6723 Whittier Ave., Suite 203
McLean, VA 22101

Gentlemen:

          In connection with the Registration Statement on Form S-8 (the
"Registration Statement") of Delta Mutual, Inc., a Delaware corporation (the
"Company"), filed with the Securities and Exchange Commission (the "Commission")
in accordance with the Securities Act of 1933, as amended (the "Act"), and the
rules and regulations under the Act (the "Rules"), we have been requested by the
Company to furnish our opinion as to the legality of up to 2,000,000 shares of
Common Stock, par value $.001 per share, of the Company ("Common Stock")
registered under the Registration Statement reserved for issuance under the
Company's 2001 Employee Stock Option Plan (the "Plan") and 120,000 shares of
Common Stock issuable pursuant to certain services agreements ("Agreements"),
the shares of Common Stock issuable pursuant to the Plan and the Agreements
being herein referred to as the "Shares".

          In connection with this opinion, we have examined originals or copies,
certified or otherwise identified to our satisfaction, of the following
documents (collectively, the "Documents"): (i) the Registration Statement on
Form S-8, (ii) the Articles of Incorporation of the Company, as amended on or
before today's date, (iii) the By-Laws of the Company, as amended on or before
today's date, (iv) the Plan, (v) copies of the Agreements and (vi) those
corporate records, agreements and other instruments of the Company, and all
other certificates, agreements and documents, that we have considered relevant
and necessary as a basis for the
opinion expressed in this letter.

          In our examination of the Documents, we have assumed, without
independent investigation, the genuineness of all signatures, the enforceability
of the Documents against each party to them, the legal capacity of all
individuals who have executed any of the Documents, the authenticity of all
documents submitted to us as originals, the conformity to original documents of
all documents submitted to us as certified, photostatic, reproduced or conformed
copies of valid existing agreements or other documents and the authenticity of
all these latter documents.
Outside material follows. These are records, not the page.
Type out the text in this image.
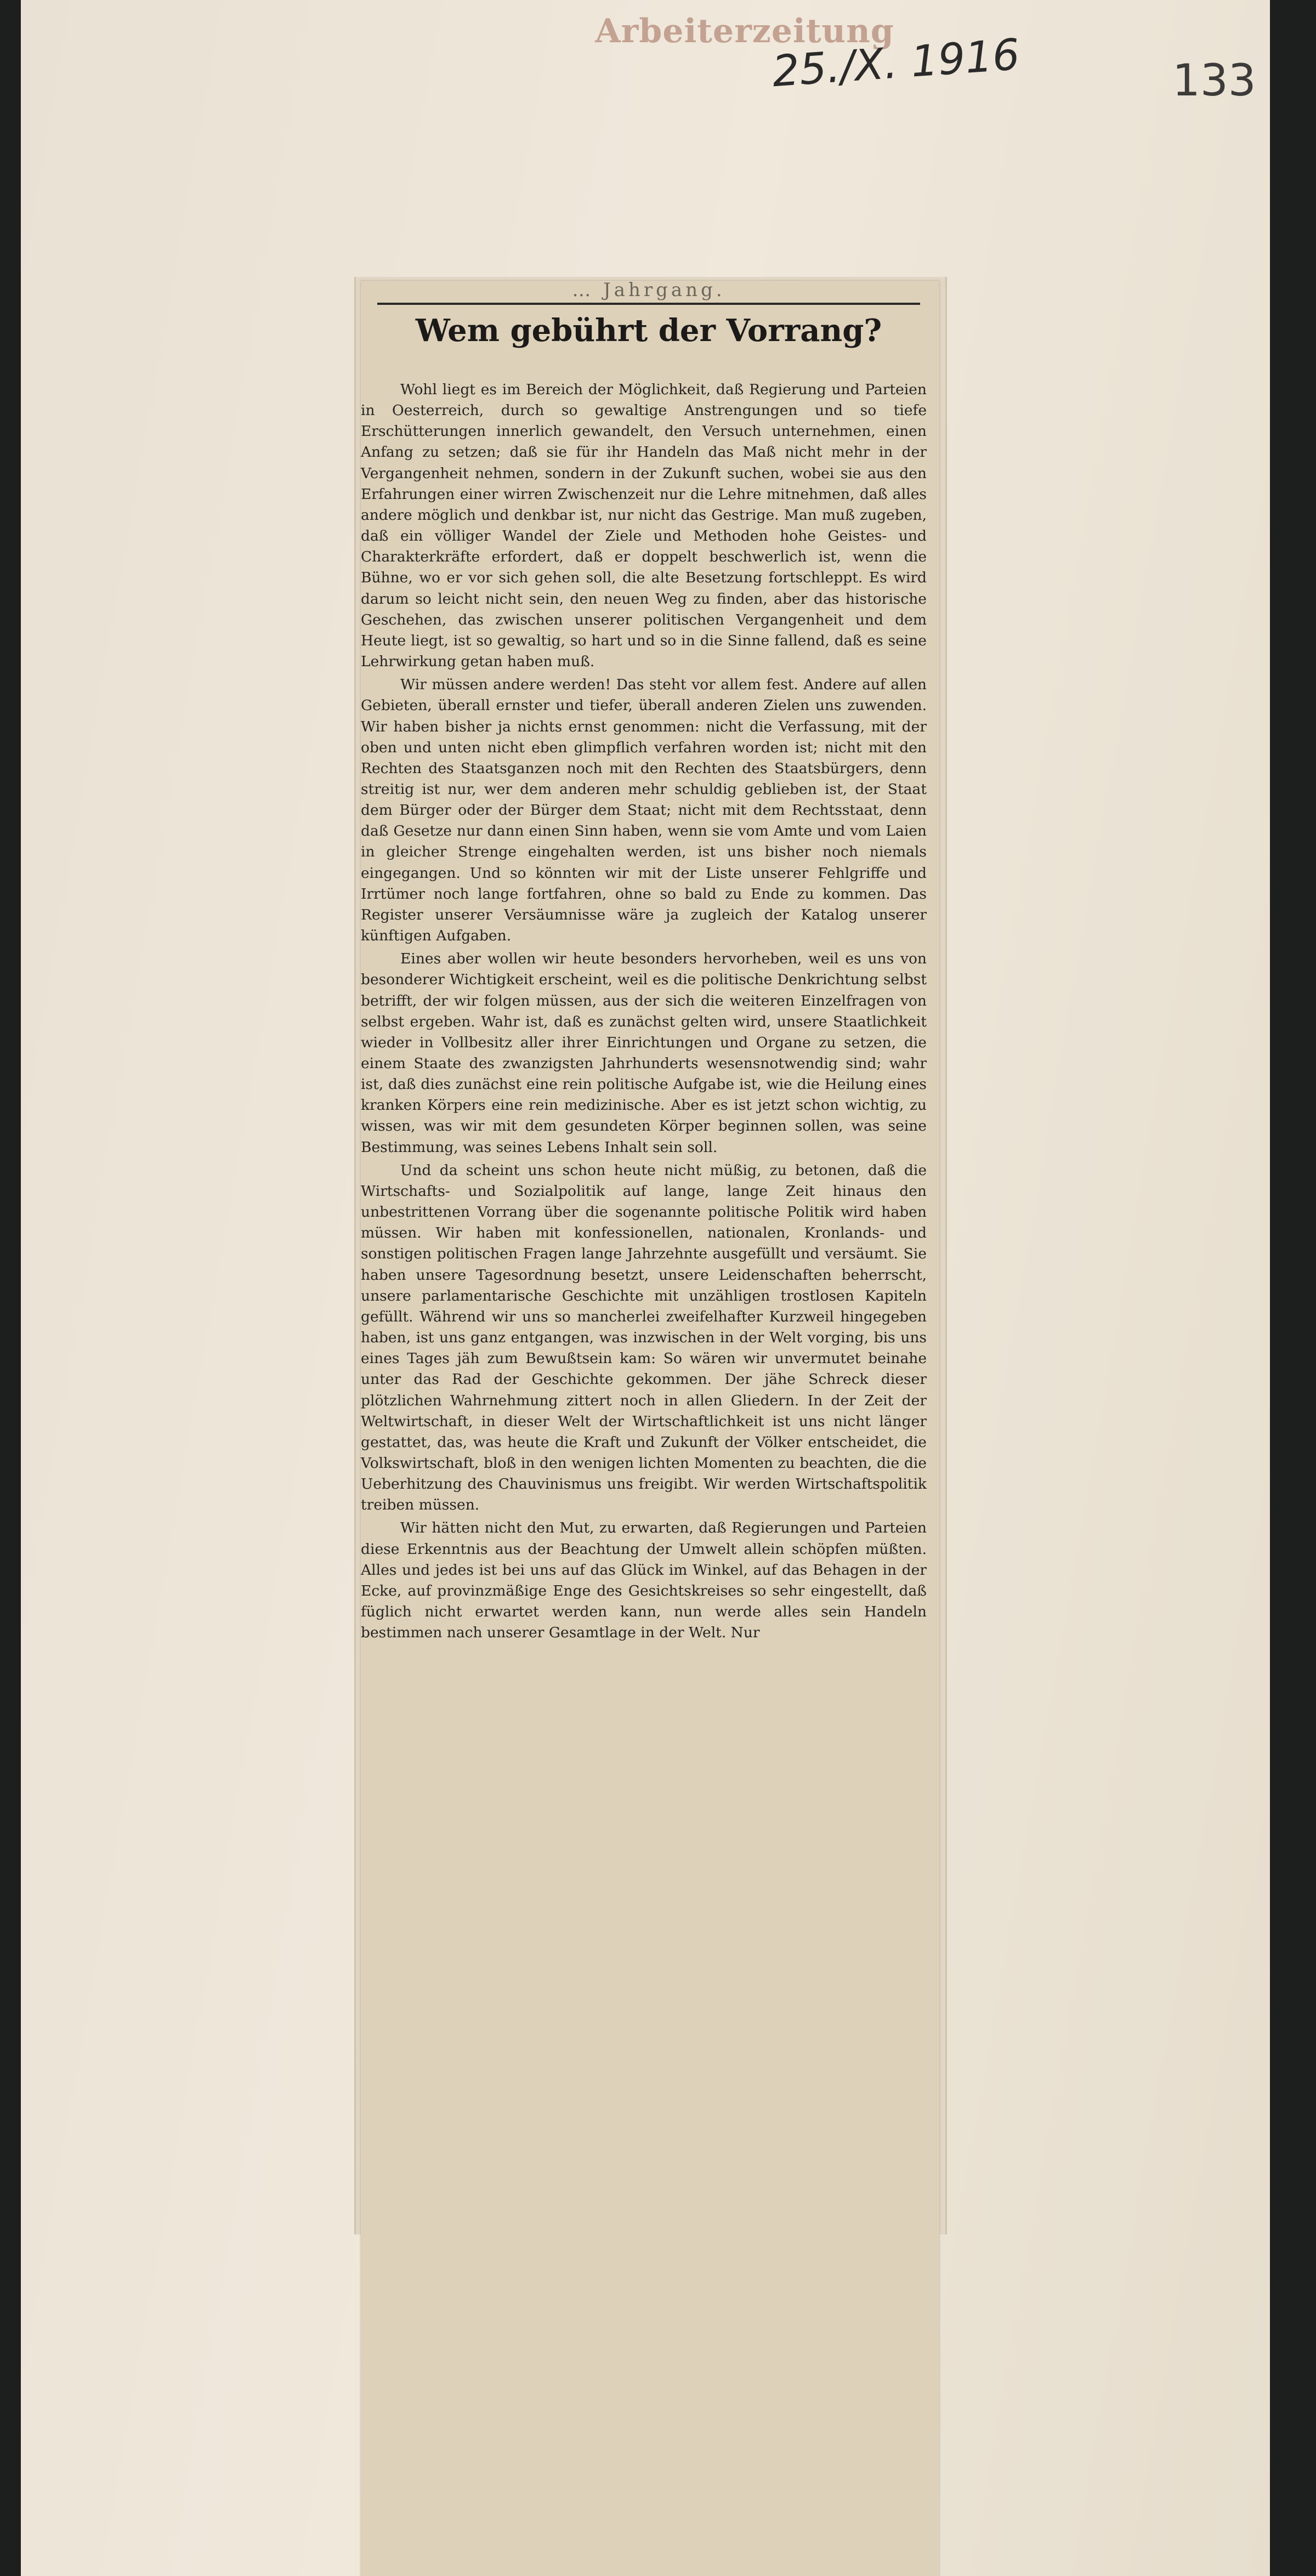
Arbeiterzeitung
25./X. 1916	133
… Jahrgang.
Wem gebührt der Vorrang?

Wohl liegt es im Bereich der Möglichkeit, daß Regierung und Parteien in Oesterreich, durch so gewaltige Anstrengungen und so tiefe Erschütterungen innerlich gewandelt, den Versuch unternehmen, einen Anfang zu setzen; daß sie für ihr Handeln das Maß nicht mehr in der Vergangenheit nehmen, sondern in der Zukunft suchen, wobei sie aus den Erfahrungen einer wirren Zwischenzeit nur die Lehre mitnehmen, daß alles andere möglich und denkbar ist, nur nicht das Gestrige. Man muß zugeben, daß ein völliger Wandel der Ziele und Methoden hohe Geistes- und Charakterkräfte erfordert, daß er doppelt beschwerlich ist, wenn die Bühne, wo er vor sich gehen soll, die alte Besetzung fortschleppt. Es wird darum so leicht nicht sein, den neuen Weg zu finden, aber das historische Geschehen, das zwischen unserer politischen Vergangenheit und dem Heute liegt, ist so gewaltig, so hart und so in die Sinne fallend, daß es seine Lehrwirkung getan haben muß.

Wir müssen andere werden! Das steht vor allem fest. Andere auf allen Gebieten, überall ernster und tiefer, überall anderen Zielen uns zuwenden. Wir haben bisher ja nichts ernst genommen: nicht die Verfassung, mit der oben und unten nicht eben glimpflich verfahren worden ist; nicht mit den Rechten des Staatsganzen noch mit den Rechten des Staatsbürgers, denn streitig ist nur, wer dem anderen mehr schuldig geblieben ist, der Staat dem Bürger oder der Bürger dem Staat; nicht mit dem Rechtsstaat, denn daß Gesetze nur dann einen Sinn haben, wenn sie vom Amte und vom Laien in gleicher Strenge eingehalten werden, ist uns bisher noch niemals eingegangen. Und so könnten wir mit der Liste unserer Fehlgriffe und Irrtümer noch lange fortfahren, ohne so bald zu Ende zu kommen. Das Register unserer Versäumnisse wäre ja zugleich der Katalog unserer künftigen Aufgaben.

Eines aber wollen wir heute besonders hervorheben, weil es uns von besonderer Wichtigkeit erscheint, weil es die politische Denkrichtung selbst betrifft, der wir folgen müssen, aus der sich die weiteren Einzelfragen von selbst ergeben. Wahr ist, daß es zunächst gelten wird, unsere Staatlichkeit wieder in Vollbesitz aller ihrer Einrichtungen und Organe zu setzen, die einem Staate des zwanzigsten Jahrhunderts wesensnotwendig sind; wahr ist, daß dies zunächst eine rein politische Aufgabe ist, wie die Heilung eines kranken Körpers eine rein medizinische. Aber es ist jetzt schon wichtig, zu wissen, was wir mit dem gesundeten Körper beginnen sollen, was seine Bestimmung, was seines Lebens Inhalt sein soll.

Und da scheint uns schon heute nicht müßig, zu betonen, daß die Wirtschafts- und Sozialpolitik auf lange, lange Zeit hinaus den unbestrittenen Vorrang über die sogenannte politische Politik wird haben müssen. Wir haben mit konfessionellen, nationalen, Kronlands- und sonstigen politischen Fragen lange Jahrzehnte ausgefüllt und versäumt. Sie haben unsere Tagesordnung besetzt, unsere Leidenschaften beherrscht, unsere parlamentarische Geschichte mit unzähligen trostlosen Kapiteln gefüllt. Während wir uns so mancherlei zweifelhafter Kurzweil hingegeben haben, ist uns ganz entgangen, was inzwischen in der Welt vorging, bis uns eines Tages jäh zum Bewußtsein kam: So wären wir unvermutet beinahe unter das Rad der Geschichte gekommen. Der jähe Schreck dieser plötzlichen Wahrnehmung zittert noch in allen Gliedern. In der Zeit der Weltwirtschaft, in dieser Welt der Wirtschaftlichkeit ist uns nicht länger gestattet, das, was heute die Kraft und Zukunft der Völker entscheidet, die Volkswirtschaft, bloß in den wenigen lichten Momenten zu beachten, die die Ueberhitzung des Chauvinismus uns freigibt. Wir werden Wirtschaftspolitik treiben müssen.

Wir hätten nicht den Mut, zu erwarten, daß Regierungen und Parteien diese Erkenntnis aus der Beachtung der Umwelt allein schöpfen müßten. Alles und jedes ist bei uns auf das Glück im Winkel, auf das Behagen in der Ecke, auf provinzmäßige Enge des Gesichtskreises so sehr eingestellt, daß füglich nicht erwartet werden kann, nun werde alles sein Handeln bestimmen nach unserer Gesamtlage in der Welt. Nur
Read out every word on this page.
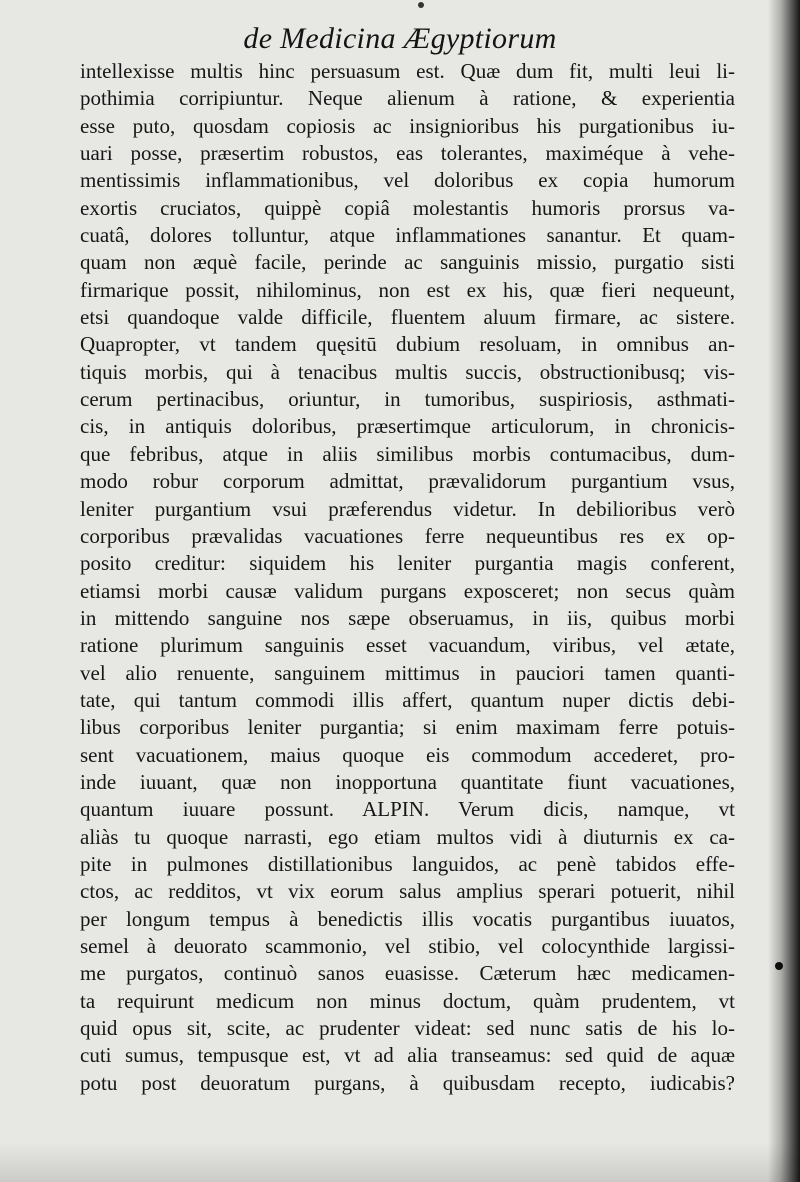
de Medicina Ægyptiorum
intellexisse multis hinc persuasum est. Quæ dum fit, multi leui li-
pothimia corripiuntur. Neque alienum à ratione, & experientia
esse puto, quosdam copiosis ac insignioribus his purgationibus iu-
uari posse, præsertim robustos, eas tolerantes, maximéque à vehe-
mentissimis inflammationibus, vel doloribus ex copia humorum
exortis cruciatos, quippè copiâ molestantis humoris prorsus va-
cuatâ, dolores tolluntur, atque inflammationes sanantur. Et quam-
quam non æquè facile, perinde ac sanguinis missio, purgatio sisti
firmarique possit, nihilominus, non est ex his, quæ fieri nequeunt,
etsi quandoque valde difficile, fluentem aluum firmare, ac sistere.
Quapropter, vt tandem quęsitū dubium resoluam, in omnibus an-
tiquis morbis, qui à tenacibus multis succis, obstructionibusq; vis-
cerum pertinacibus, oriuntur, in tumoribus, suspiriosis, asthmati-
cis, in antiquis doloribus, præsertimque articulorum, in chronicis-
que febribus, atque in aliis similibus morbis contumacibus, dum-
modo robur corporum admittat, prævalidorum purgantium vsus,
leniter purgantium vsui præferendus videtur. In debilioribus verò
corporibus prævalidas vacuationes ferre nequeuntibus res ex op-
posito creditur: siquidem his leniter purgantia magis conferent,
etiamsi morbi causæ validum purgans exposceret; non secus quàm
in mittendo sanguine nos sæpe obseruamus, in iis, quibus morbi
ratione plurimum sanguinis esset vacuandum, viribus, vel ætate,
vel alio renuente, sanguinem mittimus in pauciori tamen quanti-
tate, qui tantum commodi illis affert, quantum nuper dictis debi-
libus corporibus leniter purgantia; si enim maximam ferre potuis-
sent vacuationem, maius quoque eis commodum accederet, pro-
inde iuuant, quæ non inopportuna quantitate fiunt vacuationes,
quantum iuuare possunt. ALPIN. Verum dicis, namque, vt
aliàs tu quoque narrasti, ego etiam multos vidi à diuturnis ex ca-
pite in pulmones distillationibus languidos, ac penè tabidos effe-
ctos, ac redditos, vt vix eorum salus amplius sperari potuerit, nihil
per longum tempus à benedictis illis vocatis purgantibus iuuatos,
semel à deuorato scammonio, vel stibio, vel colocynthide largissi-
me purgatos, continuò sanos euasisse. Cæterum hæc medicamen-
ta requirunt medicum non minus doctum, quàm prudentem, vt
quid opus sit, scite, ac prudenter videat: sed nunc satis de his lo-
cuti sumus, tempusque est, vt ad alia transeamus: sed quid de aquæ
potu post deuoratum purgans, à quibusdam recepto, iudicabis?
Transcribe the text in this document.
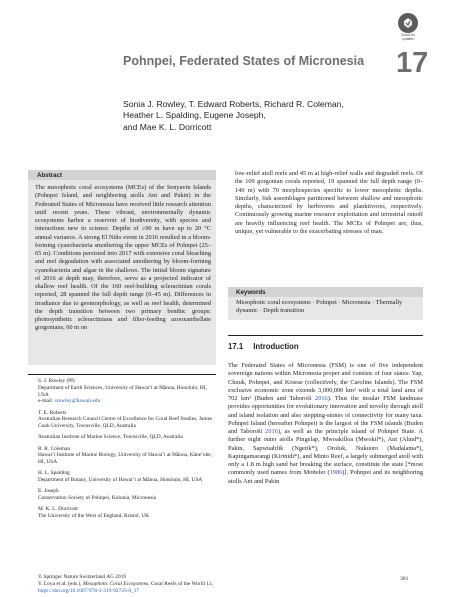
Check for
updates
17
Pohnpei, Federated States of Micronesia
Sonia J. Rowley, T. Edward Roberts, Richard R. Coleman,
Heather L. Spalding, Eugene Joseph,
and Mae K. L. Dorricott
Abstract
The mesophotic coral ecosystems (MCEs) of the Senyavin Islands (Pohnpei Island, and neighboring atolls Ant and Pakin) in the Federated States of Micronesia have received little research attention until recent years. These vibrant, environmentally dynamic ecosystems harbor a reservoir of biodiversity, with species and interactions new to science. Depths of ≥90 m have up to 20 °C annual variance. A strong El Niño event in 2016 resulted in a bloom-forming cyanobacteria smothering the upper MCEs of Pohnpei (25–65 m). Conditions persisted into 2017 with extensive coral bleaching and reef degradation with associated smothering by bloom-forming cyanobacteria and algae in the shallows. The initial bloom signature of 2016 at depth may, therefore, serve as a projected indicator of shallow reef health. Of the 160 reef-building scleractinian corals reported, 28 spanned the full depth range (0–45 m). Differences in irradiance due to geomorphology, as well as reef health, determined the depth transition between two primary benthic groups: photosynthetic scleractinians and filter-feeding azooxanthellate gorgonians, 60 m on
low-relief atoll reefs and 45 m at high-relief walls and degraded reefs. Of the 109 gorgonian corals reported, 19 spanned the full depth range (0–140 m) with 70 morphospecies specific to lower mesophotic depths. Similarly, fish assemblages partitioned between shallow and mesophotic depths, characterized by herbivores and planktivores, respectively. Continuously growing marine resource exploitation and terrestrial runoff are heavily influencing reef health. The MCEs of Pohnpei are, thus, unique, yet vulnerable to the exacerbating stresses of man.
Keywords
Mesophotic coral ecosystems · Pohnpei · Micronesia · Thermally dynamic · Depth transition
17.1 Introduction
The Federated States of Micronesia (FSM) is one of five independent sovereign nations within Micronesia proper and consists of four states: Yap, Chuuk, Pohnpei, and Kosrae (collectively, the Caroline Islands). The FSM exclusive economic zone extends 3,000,000 km² with a total land area of 702 km² (Buden and Taboroši 2016). Thus the insular FSM landmass provides opportunities for evolutionary innovation and novelty through atoll and island isolation and also stepping-stones of connectivity for many taxa. Pohnpei Island (hereafter Pohnpei) is the largest of the FSM islands (Buden and Taboroši 2016), as well as the principle island of Pohnpei State. A further eight outer atolls Pingelap, Mwoakilloa (Mwokil*), Ant (Ahnd*), Pakin, Sapwuahfik (Ngetik*), Oroluk, Nukuoro (Madalama*), Kapingamarangi (Kirinidi*), and Minto Reef, a largely submerged atoll with only a 1.8 m high sand bar breaking the surface, constitute the state [*most commonly used names from Motteler (1986)]. Pohnpei and its neighboring atolls Ant and Pakin
S. J. Rowley (✉)
Department of Earth Sciences, University of Hawaiʻi at Mānoa, Honolulu, HI, USA
e-mail: srowley@hawaii.edu
T. E. Roberts
Australian Research Council Centre of Excellence for Coral Reef Studies, James Cook University, Townsville, QLD, Australia
Australian Institute of Marine Science, Townsville, QLD, Australia
R. R. Coleman
Hawaiʻi Institute of Marine Biology, University of Hawaiʻi at Mānoa, Kāneʻohe, HI, USA
H. L. Spalding
Department of Botany, University of Hawaiʻi at Mānoa, Honolulu, HI, USA
E. Joseph
Conservation Society of Pohnpei, Kolonia, Micronesia
M. K. L. Dorricott
The University of the West of England, Bristol, UK
© Springer Nature Switzerland AG 2019
Y. Loya et al. (eds.), Mesophotic Coral Ecosystems, Coral Reefs of the World 12,
https://doi.org/10.1007/978-3-319-92735-0_17
301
As to certain matters of fact, we have relied on
representations, statements or certificates of officers of the Company.

          Based upon the above, and subject to the stated assumptions, we are of
the opinion that, when respectively issued in accordance with the terms of the
Plan and the Agreements, the Shares will be duly authorized, validly issued,
fully paid and non-assessable.



                                     Very truly yours,

                              /s/ JACKSON & CAMPBELL, P.C.
                              --------------------------------------------
                                  JACKSON & CAMPBELL, P.C.